In lolcat speak – the deliberately “incorrect” usages attributed to cats in those funny captioned pictures (as on icanhascheezburger.com) – it displays the imperfect English use that is yet another endearing feature of our furry oral-retentive friends (so focused on getting their noms – meaning food, because when you eat it you go “nom nom nom nom”).

In leet, an in-group type-based argot favoured by those who wish to claim an elite level of tech savvy, it is a winking in-group usage, like pwn (for own, which in this case is a verb meaning “defeat, dominate, perhaps humiliate”) and typing 1 in place of ! and 7 in place of &. (Leet also does other deliberate substitutions, for instance numbers in place of certain letters – leet can be written l33t or even 1337 – and novel morphology, such as xor, an agentive noun suffix that can also be verbed.)

But in leet, teh can also be used to make the following word a superlative adjective without further inflection, even if the word is a verb (ur teh lame would mean “you’re the lamest”; this is teh rock could mean “this really rocks,” although one might more likely see further modifications to make it, for instance, this is teh r0xx0rz). And because of its self-consciousness, it can add extra ostension and possibly irony to the noun it specifies (you’re teh boss).

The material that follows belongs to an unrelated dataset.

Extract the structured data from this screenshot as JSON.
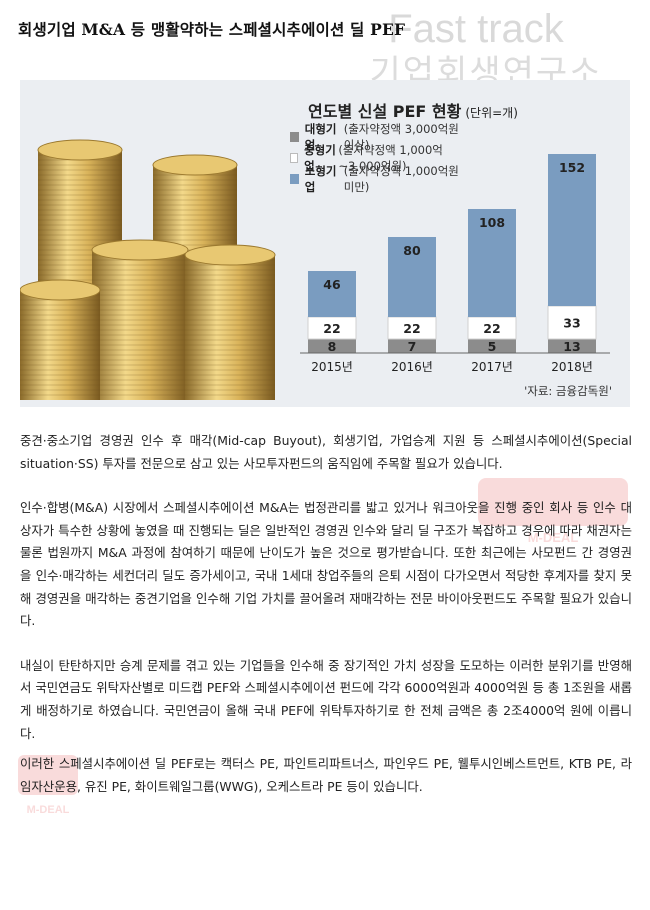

So teh has become something on the order of ain’t in its effect as a register marker. And because written language always begs for a way to be said – since the spoken form is the primary form of language and the written form’s first purpose is to represent it – it needs a pronunciation. Teh is usually pronounced just as it looks, but generally with the h silent, and perhaps with the vowel reduced so it’s like the but with a voiceless stop rather than a voiced fricative.

This word also has other little overtones and notes that can be found beyond its rather layered usage implications. For one, since it is a rearrangement of the letters of a word, other rearrangements also play in, notably het, which is one of the Dutch equivalents of “the” (the other is de; het can also mean “it”), and eth, not just an archaic inflectional ending (he maketh; he shibboleth; he smiteth) but a long-disused character in English which could, if it were still in use, prevent the typo that gave rise to this word in the first place by allowing us to write the word with it in place of the th (ðe). (Actually, the was formerly written with a thorn (þ), not an eth, and when both of those characters were dropped because they weren’t in the type sets brought over from the continent, thorn was sometimes represented with a y, giving us ye – still pronounced as “the” and usually written with superscript e – for þe, i.e., the.)

And teh also happens to be the Yale transliteration of the Mandarin Chinese word now (in pinyin) written de, as in Dao De Jing, best known in its Wade-Giles version, Tao Te Ching, but in Yale rendered Tao Teh King. And what is this teh? Virtue, also described as strength, power, integrity, etc. If u has virtue, ur not just teh king, ur teh l33t!